On Simulation-Guided LLM-based Code Generation for Safe Autonomous Driving Software
Ali Nouri, Johan Andersson, Kailash De Jesus Hornig, Zhennan Fei, Emil Knabe, Hakan Sivencrona, Beatriz Cabrero-Daniel, Christian Berger
TL;DR
The paper tackles safe autonomous driving software development by coupling a large language model–based code generator with a simulation-based evaluation loop. A Design Science workflow yields a prototype pipeline that iterates code generation against a minimal world model (esmini) and generates natural language safety assessment reports to guide improvement. Across ACC and CAEM use cases, GPT-4 emerged as the most capable model among those tested, achieving fully functional results in some iterations while open-source models lag behind, underscoring the remaining need for human oversight and robust evaluation. The work demonstrates a model-agnostic, simulation-guided approach that can shorten ADS development cycles while highlighting key limitations, risks, and directions for formal methods and tool qualification for industrial deployment.
Abstract
Automated Driving System (ADS) is a safety-critical software system responsible for the interpretation of the vehicle's environment and making decisions accordingly. The unbounded complexity of the driving context, including unforeseeable events, necessitate continuous improvement, often achieved through iterative DevOps processes. However, DevOps processes are themselves complex, making these improvements both time- and resource-intensive. Automation in code generation for ADS using Large Language Models (LLM) is one potential approach to address this challenge. Nevertheless, the development of ADS requires rigorous processes to verify, validate, assess, and qualify the code before it can be deployed in the vehicle and used.
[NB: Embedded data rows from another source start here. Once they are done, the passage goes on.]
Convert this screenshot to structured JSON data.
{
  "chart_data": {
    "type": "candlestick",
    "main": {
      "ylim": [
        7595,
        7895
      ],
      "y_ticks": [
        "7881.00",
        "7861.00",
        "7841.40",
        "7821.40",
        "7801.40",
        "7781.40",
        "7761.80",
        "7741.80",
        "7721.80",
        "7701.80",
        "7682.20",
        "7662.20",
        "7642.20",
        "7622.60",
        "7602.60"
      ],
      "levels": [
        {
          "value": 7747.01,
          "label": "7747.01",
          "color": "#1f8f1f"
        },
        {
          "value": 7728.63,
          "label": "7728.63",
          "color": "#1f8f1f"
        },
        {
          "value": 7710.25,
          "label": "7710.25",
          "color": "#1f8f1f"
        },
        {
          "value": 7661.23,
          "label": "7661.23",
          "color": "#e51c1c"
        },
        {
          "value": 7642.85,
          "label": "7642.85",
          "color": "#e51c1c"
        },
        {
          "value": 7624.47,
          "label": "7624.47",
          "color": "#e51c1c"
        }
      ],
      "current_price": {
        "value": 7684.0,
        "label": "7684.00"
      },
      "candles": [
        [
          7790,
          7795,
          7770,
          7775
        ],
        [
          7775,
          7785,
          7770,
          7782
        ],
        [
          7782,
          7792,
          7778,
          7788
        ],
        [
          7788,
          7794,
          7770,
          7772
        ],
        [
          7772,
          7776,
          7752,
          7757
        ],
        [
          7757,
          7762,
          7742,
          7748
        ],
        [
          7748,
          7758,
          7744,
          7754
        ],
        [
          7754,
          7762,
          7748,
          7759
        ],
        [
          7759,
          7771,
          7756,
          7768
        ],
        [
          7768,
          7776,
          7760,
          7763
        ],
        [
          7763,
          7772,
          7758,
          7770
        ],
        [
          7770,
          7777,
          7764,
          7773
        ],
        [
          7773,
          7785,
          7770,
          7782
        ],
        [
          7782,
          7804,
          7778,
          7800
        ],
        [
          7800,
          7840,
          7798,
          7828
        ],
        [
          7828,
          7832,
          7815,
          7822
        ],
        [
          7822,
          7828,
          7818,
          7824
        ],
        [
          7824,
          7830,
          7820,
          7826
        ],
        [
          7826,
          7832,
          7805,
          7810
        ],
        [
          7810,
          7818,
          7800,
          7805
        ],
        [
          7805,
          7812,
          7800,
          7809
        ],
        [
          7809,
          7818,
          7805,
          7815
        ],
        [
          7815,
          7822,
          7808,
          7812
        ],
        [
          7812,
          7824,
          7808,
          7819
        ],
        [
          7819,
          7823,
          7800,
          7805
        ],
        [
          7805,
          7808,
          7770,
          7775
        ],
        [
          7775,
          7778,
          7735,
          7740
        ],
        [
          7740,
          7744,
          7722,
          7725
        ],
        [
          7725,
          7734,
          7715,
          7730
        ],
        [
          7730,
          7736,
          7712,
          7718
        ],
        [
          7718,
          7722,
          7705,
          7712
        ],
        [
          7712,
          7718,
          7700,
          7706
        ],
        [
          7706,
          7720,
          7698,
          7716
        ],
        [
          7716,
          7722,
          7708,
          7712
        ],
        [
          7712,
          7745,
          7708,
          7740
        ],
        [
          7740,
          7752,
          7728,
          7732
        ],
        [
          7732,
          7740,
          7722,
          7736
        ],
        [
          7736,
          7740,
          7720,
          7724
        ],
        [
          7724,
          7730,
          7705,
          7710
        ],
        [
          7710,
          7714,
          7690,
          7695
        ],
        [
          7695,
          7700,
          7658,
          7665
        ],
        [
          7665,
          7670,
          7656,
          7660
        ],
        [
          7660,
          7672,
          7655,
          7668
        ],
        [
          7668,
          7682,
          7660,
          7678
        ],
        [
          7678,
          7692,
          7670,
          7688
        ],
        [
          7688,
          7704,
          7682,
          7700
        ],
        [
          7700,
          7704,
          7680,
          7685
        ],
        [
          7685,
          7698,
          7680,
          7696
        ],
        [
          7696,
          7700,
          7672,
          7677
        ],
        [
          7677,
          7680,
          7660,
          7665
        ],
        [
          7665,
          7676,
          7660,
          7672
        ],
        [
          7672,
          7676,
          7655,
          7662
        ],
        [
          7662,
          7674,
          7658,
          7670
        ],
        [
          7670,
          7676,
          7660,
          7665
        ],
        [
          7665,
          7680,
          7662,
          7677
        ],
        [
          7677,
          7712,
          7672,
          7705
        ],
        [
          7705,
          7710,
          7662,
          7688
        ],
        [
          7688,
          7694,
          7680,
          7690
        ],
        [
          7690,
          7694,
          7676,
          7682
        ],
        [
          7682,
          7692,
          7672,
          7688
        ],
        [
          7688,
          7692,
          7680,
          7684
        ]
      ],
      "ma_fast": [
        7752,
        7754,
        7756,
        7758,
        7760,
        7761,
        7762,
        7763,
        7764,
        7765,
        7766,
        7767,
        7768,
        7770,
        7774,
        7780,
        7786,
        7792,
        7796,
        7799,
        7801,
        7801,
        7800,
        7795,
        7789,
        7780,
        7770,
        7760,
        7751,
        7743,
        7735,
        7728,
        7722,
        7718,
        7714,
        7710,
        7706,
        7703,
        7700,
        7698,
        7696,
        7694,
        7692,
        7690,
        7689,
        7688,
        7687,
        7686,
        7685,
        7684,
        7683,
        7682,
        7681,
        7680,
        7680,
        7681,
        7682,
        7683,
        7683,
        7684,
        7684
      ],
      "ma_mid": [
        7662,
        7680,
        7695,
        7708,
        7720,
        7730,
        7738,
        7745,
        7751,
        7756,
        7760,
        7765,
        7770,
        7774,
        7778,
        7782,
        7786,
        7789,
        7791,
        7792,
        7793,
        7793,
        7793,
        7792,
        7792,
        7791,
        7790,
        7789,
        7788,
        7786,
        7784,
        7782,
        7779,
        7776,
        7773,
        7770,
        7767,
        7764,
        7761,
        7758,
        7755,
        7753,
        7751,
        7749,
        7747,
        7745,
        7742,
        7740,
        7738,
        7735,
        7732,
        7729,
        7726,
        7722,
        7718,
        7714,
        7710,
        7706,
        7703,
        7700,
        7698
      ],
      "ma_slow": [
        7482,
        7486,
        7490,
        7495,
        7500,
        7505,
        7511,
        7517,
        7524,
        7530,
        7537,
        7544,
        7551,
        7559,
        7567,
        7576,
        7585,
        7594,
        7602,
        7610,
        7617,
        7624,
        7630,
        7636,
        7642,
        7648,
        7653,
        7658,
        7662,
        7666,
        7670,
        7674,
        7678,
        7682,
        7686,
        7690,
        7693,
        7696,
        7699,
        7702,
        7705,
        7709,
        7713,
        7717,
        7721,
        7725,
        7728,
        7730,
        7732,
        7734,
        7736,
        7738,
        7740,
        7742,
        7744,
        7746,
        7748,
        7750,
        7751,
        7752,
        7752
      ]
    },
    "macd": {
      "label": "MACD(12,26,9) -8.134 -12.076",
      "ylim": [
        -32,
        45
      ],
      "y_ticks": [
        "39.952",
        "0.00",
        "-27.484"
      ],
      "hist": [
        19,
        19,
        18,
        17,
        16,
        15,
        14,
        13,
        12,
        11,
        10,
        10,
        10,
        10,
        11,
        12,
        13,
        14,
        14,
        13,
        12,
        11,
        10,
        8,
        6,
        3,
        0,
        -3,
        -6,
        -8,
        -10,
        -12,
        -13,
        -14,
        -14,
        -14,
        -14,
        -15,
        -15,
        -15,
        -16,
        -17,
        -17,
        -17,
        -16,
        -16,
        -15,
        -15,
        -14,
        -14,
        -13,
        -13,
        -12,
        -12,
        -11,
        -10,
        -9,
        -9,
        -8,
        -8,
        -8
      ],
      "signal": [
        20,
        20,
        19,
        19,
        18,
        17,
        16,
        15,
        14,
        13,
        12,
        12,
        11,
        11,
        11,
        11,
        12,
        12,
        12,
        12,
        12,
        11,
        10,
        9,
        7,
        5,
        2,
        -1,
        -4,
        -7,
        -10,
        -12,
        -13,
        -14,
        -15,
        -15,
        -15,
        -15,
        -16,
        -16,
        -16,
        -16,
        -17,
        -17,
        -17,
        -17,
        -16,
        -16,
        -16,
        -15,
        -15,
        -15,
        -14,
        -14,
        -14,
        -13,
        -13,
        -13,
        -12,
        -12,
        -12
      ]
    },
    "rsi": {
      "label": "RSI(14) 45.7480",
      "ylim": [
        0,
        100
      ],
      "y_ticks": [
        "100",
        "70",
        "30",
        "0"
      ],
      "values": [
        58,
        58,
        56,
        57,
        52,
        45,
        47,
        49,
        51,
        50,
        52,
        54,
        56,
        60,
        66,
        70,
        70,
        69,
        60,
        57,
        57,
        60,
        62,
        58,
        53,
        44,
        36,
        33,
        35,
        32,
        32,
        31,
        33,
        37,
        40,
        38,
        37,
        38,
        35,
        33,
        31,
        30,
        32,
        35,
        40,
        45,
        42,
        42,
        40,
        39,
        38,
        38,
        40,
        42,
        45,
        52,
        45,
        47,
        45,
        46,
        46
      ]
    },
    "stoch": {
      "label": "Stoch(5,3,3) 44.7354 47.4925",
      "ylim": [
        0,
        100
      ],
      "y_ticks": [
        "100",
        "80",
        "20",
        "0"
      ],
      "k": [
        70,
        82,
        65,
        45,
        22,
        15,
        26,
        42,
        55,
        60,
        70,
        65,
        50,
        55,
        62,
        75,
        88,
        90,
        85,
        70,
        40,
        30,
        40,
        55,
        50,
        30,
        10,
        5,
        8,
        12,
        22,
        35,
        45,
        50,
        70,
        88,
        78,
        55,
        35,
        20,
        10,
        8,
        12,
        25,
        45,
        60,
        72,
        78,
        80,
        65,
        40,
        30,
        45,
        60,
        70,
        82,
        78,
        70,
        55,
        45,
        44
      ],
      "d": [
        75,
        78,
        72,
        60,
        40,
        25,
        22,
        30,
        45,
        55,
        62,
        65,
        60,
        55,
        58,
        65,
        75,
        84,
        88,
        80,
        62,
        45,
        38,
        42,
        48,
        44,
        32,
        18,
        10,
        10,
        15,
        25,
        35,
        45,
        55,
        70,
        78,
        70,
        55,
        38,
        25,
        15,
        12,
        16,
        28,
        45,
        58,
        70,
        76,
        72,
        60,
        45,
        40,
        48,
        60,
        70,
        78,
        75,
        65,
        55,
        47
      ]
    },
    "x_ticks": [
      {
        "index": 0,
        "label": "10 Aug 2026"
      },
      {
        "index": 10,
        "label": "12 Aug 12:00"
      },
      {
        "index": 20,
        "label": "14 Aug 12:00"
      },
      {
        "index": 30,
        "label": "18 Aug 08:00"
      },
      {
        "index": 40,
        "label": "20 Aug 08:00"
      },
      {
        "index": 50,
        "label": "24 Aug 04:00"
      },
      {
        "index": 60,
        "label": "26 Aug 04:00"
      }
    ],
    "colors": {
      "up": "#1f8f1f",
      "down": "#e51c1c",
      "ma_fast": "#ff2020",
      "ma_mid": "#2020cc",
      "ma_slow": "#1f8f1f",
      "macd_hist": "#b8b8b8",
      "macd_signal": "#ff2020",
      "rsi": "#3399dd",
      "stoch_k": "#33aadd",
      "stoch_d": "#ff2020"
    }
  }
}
In this study, we developed and evaluated a prototype for automatic code generation and assessment using a designed pipeline of a LLM-based agent, simulation model, and rule-based feedback generator in an industrial setup. The LLM-generated code is evaluated automatically in a simulation model against multiple critical traffic scenarios, and an assessment report is provided as feedback to the LLM for modification or bug fixing. We report about the experimental results of the prototype employing Codellama:34b, DeepSeek (r1:32b and Coder:33b), CodeGemma:7b, Mistral:7b, and GPT4 for Adaptive Cruise Control (ACC) and Unsupervised Collision Avoidance by Evasive Manoeuvre (CAEM). We finally assessed the tool with 11 experts at two Original Equipment Manufacturers (OEMs) by conducting an interview study.